If you want to use the ONNXInfer as the bandwidth estimator, you should specify the path of onnx model in the config file. Here is an example configuration receiver.json

  • onnx
    • onnx_model_path: The path of the onnx model

Run peerconnection_serverless

  • Dockerized environment

    To better demonstrate the usage of peerconnection_serverless, we provide an all-inclusive corpus in examples/peerconnection/serverless/corpus. You can use the following commands to execute a tiny example.

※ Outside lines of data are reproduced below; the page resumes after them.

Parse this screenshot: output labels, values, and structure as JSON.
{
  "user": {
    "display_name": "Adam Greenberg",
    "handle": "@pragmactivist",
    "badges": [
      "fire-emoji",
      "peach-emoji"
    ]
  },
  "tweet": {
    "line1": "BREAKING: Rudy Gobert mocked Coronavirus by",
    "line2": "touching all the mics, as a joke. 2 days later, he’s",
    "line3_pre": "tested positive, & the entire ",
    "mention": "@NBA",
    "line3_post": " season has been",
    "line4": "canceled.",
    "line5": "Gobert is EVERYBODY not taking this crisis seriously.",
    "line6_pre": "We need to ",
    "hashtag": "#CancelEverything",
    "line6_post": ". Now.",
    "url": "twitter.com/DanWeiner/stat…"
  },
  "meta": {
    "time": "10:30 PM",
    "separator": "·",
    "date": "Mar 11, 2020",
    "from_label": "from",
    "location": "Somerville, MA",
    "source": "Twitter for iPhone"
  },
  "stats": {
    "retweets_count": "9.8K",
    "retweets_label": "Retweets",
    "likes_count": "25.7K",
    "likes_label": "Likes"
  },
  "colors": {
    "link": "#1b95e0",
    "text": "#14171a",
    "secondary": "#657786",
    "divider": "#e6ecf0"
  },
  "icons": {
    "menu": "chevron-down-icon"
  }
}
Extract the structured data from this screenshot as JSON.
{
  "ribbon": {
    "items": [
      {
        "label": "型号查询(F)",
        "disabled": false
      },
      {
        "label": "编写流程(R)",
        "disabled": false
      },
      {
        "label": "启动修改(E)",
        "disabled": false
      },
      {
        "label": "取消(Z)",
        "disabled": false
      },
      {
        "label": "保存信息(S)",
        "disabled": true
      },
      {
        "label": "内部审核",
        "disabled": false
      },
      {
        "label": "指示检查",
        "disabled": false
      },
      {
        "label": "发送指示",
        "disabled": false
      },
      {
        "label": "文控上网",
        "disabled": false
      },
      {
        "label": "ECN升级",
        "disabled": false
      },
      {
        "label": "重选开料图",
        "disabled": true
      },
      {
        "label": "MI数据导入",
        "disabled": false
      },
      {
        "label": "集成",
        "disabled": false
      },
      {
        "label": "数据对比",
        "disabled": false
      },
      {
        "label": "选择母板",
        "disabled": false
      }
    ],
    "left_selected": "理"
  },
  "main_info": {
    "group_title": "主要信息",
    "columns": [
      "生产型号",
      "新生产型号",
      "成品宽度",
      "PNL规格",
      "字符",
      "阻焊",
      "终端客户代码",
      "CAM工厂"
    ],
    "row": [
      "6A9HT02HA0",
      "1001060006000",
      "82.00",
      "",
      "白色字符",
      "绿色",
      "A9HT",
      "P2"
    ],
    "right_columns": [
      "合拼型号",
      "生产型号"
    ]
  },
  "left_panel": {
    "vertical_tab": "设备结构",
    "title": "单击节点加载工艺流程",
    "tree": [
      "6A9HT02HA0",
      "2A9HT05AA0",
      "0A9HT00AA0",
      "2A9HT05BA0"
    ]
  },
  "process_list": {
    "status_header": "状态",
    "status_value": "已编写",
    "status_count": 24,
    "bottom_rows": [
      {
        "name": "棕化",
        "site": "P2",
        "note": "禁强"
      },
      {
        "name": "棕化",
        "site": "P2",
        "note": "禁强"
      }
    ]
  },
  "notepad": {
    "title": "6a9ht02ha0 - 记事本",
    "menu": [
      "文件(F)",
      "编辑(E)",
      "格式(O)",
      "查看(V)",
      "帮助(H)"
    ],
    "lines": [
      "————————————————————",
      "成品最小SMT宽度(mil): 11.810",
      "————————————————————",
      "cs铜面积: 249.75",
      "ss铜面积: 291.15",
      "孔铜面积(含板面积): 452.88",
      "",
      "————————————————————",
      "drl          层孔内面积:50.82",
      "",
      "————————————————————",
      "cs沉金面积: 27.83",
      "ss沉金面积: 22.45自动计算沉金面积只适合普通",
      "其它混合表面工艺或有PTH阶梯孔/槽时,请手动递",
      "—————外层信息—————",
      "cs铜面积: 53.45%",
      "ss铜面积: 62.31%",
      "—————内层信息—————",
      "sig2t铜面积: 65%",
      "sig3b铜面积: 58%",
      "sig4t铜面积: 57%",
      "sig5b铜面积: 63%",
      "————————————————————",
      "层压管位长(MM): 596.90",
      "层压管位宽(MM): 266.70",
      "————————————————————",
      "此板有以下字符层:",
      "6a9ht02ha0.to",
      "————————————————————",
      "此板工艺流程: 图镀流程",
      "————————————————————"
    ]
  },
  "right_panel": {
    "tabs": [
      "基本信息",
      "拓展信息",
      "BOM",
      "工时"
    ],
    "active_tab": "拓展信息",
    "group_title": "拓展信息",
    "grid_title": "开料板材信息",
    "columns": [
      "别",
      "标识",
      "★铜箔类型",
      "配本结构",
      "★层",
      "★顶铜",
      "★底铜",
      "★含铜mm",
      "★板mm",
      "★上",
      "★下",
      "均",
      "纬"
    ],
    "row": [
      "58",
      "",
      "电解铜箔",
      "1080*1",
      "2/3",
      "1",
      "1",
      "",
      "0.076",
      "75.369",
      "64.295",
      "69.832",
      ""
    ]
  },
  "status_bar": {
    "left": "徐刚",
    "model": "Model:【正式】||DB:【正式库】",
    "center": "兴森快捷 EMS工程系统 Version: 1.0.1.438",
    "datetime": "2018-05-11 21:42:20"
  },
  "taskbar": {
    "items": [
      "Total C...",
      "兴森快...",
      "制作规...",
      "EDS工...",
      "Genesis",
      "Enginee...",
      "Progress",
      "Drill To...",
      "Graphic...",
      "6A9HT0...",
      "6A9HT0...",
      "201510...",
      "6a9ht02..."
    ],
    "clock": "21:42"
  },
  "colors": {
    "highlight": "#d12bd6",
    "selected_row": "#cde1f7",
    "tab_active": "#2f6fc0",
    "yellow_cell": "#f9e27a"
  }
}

After these commands terminates, you will get outvideo.yuv and outaudio.wav.

    PyInfer:

    sudo docker run -d --rm -v `pwd`/examples/peerconnection/serverless/corpus:/app -w /app --name alphartc alphartc peerconnection_serverless receiver_pyinfer.json
    sudo docker exec alphartc peerconnection_serverless sender_pyinfer.json

    ONNXInfer:

    sudo docker run -d --rm -v `pwd`/examples/peerconnection/serverless/corpus:/app -w /app --name alphartc alphartc peerconnection_serverless receiver.json
    sudo docker exec alphartc peerconnection_serverless sender.json
  • Bare metal

    If you compiled your own binary, you can also run it on your bare-metal machine.

    • Linux users:

      1. Copy the provided corpus to a new directory

        cp -r examples/peerconnection/serverless/corpus/* /path/to/your/runtime
      2. Copy the essential dynanmic libraries and add them to searching directory

        cp modules/third_party/onnxinfer/lib/*.so /path/to/your/dll
        export LD_LIBRARY_PATH=/path/to/your/dll:$LD_LIBRARY_PATH
      3. Start the receiver and the sender

        cd /path/to/your/runtime
        /path/to/alphartc/out/Default/peerconnection ./receiver.json
        /path/to/alphartc/out/Default/peerconnection ./sender.json
    • Windows users:

      1. Copy the provided corpus to a new directory

        cp -Recursive examples/peerconnection/serverless/corpus/* /path/to/your/runtime
      2. Copy the essential dynanmic libraries and add them to searching directory

        cp modules/third_party/onnxinfer/bin/*.dll /path/to/your/dll
        set PATH=/path/to/your/dll;%PATH%
      3. Start the receiver and the sender

        cd /path/to/your/runtime
        /path/to/alphartc/out/Default/peerconnection ./receiver.json
        /path/to/alphartc/out/Default/peerconnection ./sender.json

Who Are We

The OpenNetLab is an open-networking research community. Our members are from Microsoft Research Asia, Tsinghua Univeristy, Peking University, Nanjing University, KAIST, Seoul National University, National University of Singapore, SUSTech, Shanghai Jiaotong Univerisity.